One other thing I'll say while we're waiting on that is what I'd love to see in the next year is more Quarto reveal JS presentations. It's very cool, very innovative. Something similar was available with IO slides a while ago, but obviously this approach with Quarto is, you know, a little bit superior. So that becomes like, if you think about business and business presentations, you know, like having to copy and paste stuff into PowerPoint, even though I know Quarto can output PowerPoint now too, but I would love to see those types of presentations become, you know, more of a more, have a greater presence in terms of data science delivery.

The first thing I, yeah, templates. And I know there's, people are constantly adding to the assets available there, but I just remember the first thing I, when that got announced, I immediately checked if it could support HTML widgets, because that was the reason I went to IO slides a while ago, instead of the RStudio presentation that was built in. Because when I've showed people that, oh, here's a table with 400 rows, but you can see 10, 25 or a hundred or however many one at a time and page through it versus just like, you know, like a Microsoft office table embedded into a thing that was, that really blew their mind. So I guess just continuous support for the different visualizations, especially the more JavaScript interactive ones that can introduce some interactivity.

Career advice

One last question for you, which I always think is fun to ask. Is there a piece of career advice that you've received or given that comes to mind? It doesn't have to be like the best or favorite, but something that was impactful.

Yeah, I think it comes back to like imposter syndrome and all that. So, like, have a lot of confidence in your background, in your academic background, in your work experience, even in your thought process for approaching problems. A long time ago, when I said something that kind of illustrated that I wasn't sure of myself or whatever, and he just said, you have a master's degree in math.

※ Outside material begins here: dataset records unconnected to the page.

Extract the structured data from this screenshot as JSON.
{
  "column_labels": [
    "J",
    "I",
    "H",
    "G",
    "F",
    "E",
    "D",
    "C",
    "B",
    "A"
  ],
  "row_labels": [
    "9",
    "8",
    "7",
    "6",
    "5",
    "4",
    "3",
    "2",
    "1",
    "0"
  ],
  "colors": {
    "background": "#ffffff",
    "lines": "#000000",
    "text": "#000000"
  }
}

And not that everyone has to have a master's degree in math, but it's just like, you know what, like, you can do this, right? Like, you have all the tools you need. You can communicate to people. You can reason about problems. You can do this.

A long time ago, when I said something that kind of illustrated that I wasn't sure of myself or whatever, and he just said, you have a master's degree in math. And not that everyone has to have a master's degree in math, but it's just like, you know what, like, you can do this, right? Like, you have all the tools you need. You can communicate to people. You can reason about problems. You can do this.

I love that. Thank you so much, Stan, for joining us here and sharing your experience. So that's all. If people want to get in touch, is LinkedIn the best way? It sounds like not the blog yet.

LinkedIn, I'm on Twitter. If you search for my name, you'll probably find me, but somewhere around there is an email address to whatever you want. I'm usually pretty open. I got three kids, though, so I might take a while to get back to people.

Sounds good. Well, thank you so much, Stan. Have a great rest of the day, everybody.